Total RNA was extracted from either cells or tissues using an RNeasy kit (Qiagen), and the quantity and quality of RNA were determined. RNA was converted using SuperScript III reverse transcriptase (Invitrogen), followed by quantitative real-time PCR using the TaqMan technology on a StepOne ABI sequence detection system. Highly specific primers were designed using Web-based primer design programs. The transcript amount (determined by the −2^ΔΔCT threshold cycle [C_T] method) was obtained by normalization to an endogenous reference (18S rRNA) relative to a calibrator.

Transient transfection, mutagenesis, and reporter assay.
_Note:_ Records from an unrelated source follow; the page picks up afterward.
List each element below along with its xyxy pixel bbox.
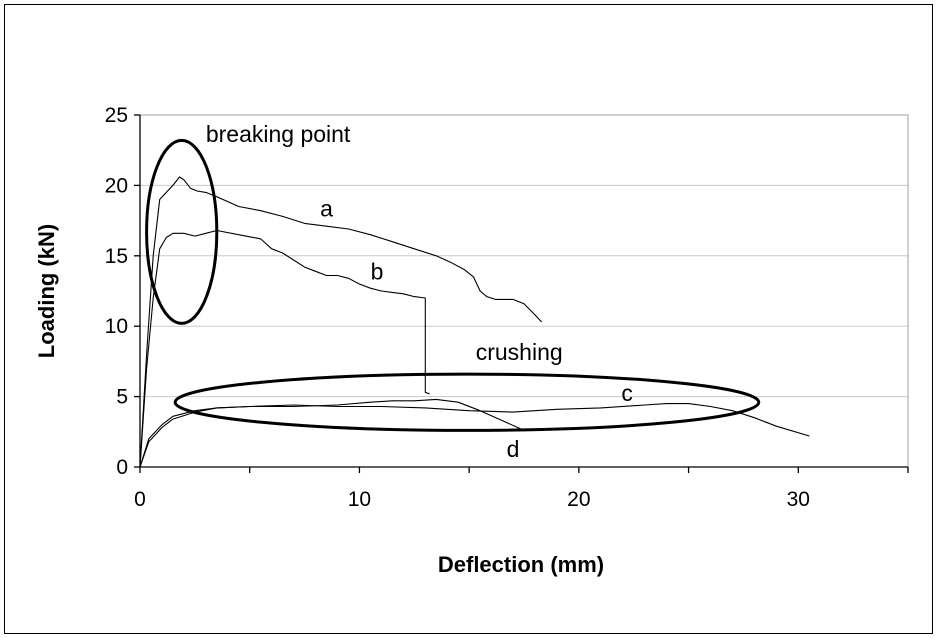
x-tick-label-20: 20: [567, 488, 590, 511]
series-line-c: [139, 403, 810, 468]
crushing-ellipse: [173, 372, 761, 432]
crushing-label: crushing: [476, 339, 563, 365]
y-axis-title: Loading (kN): [34, 224, 59, 358]
series-label-d: d: [507, 436, 520, 462]
series-label-c: c: [621, 380, 633, 406]
series-line-a: [139, 176, 543, 468]
y-tick-label-5: 5: [116, 386, 128, 409]
tick-labels: 0 5 10 15 20 25 0 10 20 30: [105, 104, 810, 511]
breaking-point-ellipse: [145, 138, 219, 325]
series-label-a: a: [320, 195, 333, 221]
x-axis-title: Deflection (mm): [438, 552, 604, 577]
annotations: a b c d breaking point crushing: [145, 121, 761, 462]
series-label-b: b: [371, 259, 384, 285]
axes: [134, 114, 909, 473]
plot-area: [139, 114, 909, 468]
x-tick-label-0: 0: [134, 488, 146, 511]
y-tick-label-10: 10: [105, 315, 128, 338]
figure-frame: [4, 4, 933, 634]
series-line-b: [139, 229, 430, 468]
y-tick-label-20: 20: [105, 174, 128, 197]
x-tick-label-10: 10: [348, 488, 371, 511]
y-tick-label-25: 25: [105, 104, 128, 127]
breaking-point-label: breaking point: [206, 121, 351, 147]
series-line-d: [139, 398, 525, 468]
x-tick-label-30: 30: [787, 488, 810, 511]
y-tick-label-15: 15: [105, 245, 128, 268]
series-lines: [139, 176, 810, 468]
y-tick-label-0: 0: [116, 456, 128, 479]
Transfection was then performed using the Lipofectamine 2000 transfection reagent in serum-free medium. Cells were allowed to recover for 16 h in fresh medium containing 10% serum. Cells were transfected in triplicate with a mixture of DNAs of the desired expression vectors driven by the promoters of interest and a Cypridina luciferase vector. At 24 h after transfection, relative luciferase activity was measured in medium and cell lysates using a BioLux assay system (New England Biolabs). All experiments included a negative control that served as a baseline indicator of luciferase activity.

YAP-TEAD activity.

HRECs (50,000/dish) were first transduced with either Ad-GFP or Ad-CCN1 (MOI, 3) and incubated for 24 h. The cells were then transfected with the 8×GTIIC-luciferase plasmid (100 ng) together with the Cypridina luciferase reporter plasmid to adjust for transfection efficiency. After 24 h, the cells were incubated in low fetal serum concentrations (2%) overnight, followed by stimulation with VEGF (100 ng/ml) for the time period indicated in the text. Medium and cell lysates were then subjected to testing with a dual-luciferase assay system as described above.

ChIP assay.

DNA-protein complexes were fixed by directly adding formaldehyde (1%) to cultured cells or freshly isolated retinas. For retinal tissue, DNA was immunoprecipitated from retinal homogenates pooled from 10 mouse eyes of each genotype. The samples were then homogenized in lysis buffer. The nuclei were collected by microcentrifugation and then resuspended in sonication buffer containing 0.1 g of glass beads. The chromatin solution was precleared by centrifugation and incubated at 4°C with 1 μg of affinity-purified polyclonal antibody or no antibody for 16 h. Immunoprecipitation was continued for an additional 24 h, followed by elution of immune complexes. Cross-links were reversed by the addition of NaCl, and RNA was removed by the addition of 10 μg of RNase A per sample, followed by incubation at 65°C for 5 h. The pellets were collected by microcentrifugation. Real-time PCR was performed on 1 ng genomic DNA from ChIP experiments using the following primers: 5′-ACACACAAAGGTGCAATGGA-3′ and 5′-GTGACGTCGGCTCTGTCTG-3′ for human CCN1prox (ChIP), 5′-GAAAGGGCACTTTGGAATGA-3′ and 5′-GGCCCTTAGTGCTAATGCTG-3′ for human CCN1dist (ChIP), 5′-AAAAGGTGCAACGGAGCCAG-3′ and 5′-GTGTTGCAGTGACGTAGCTC-3′ for mouse CCN1prox (ChIP), and 5′-TCTCCGAGATTGCCCAGTTG-3′ and 5′-CGTTCAAACAGACACGCCAT-3′ for mouse CCN1dist (ChIP).

Statistical analyses.

Statistical analyses were performed using Prism software for Windows from GraphPad Inc. (San Diego, CA). To test for differences among several means of significance, a one-way analysis of variance with the Newman-Keuls multiple-comparison test was used. Where appropriate, a post hoc unpaired t test was used to compare two means/groups, and P values of <0.05 were considered significant.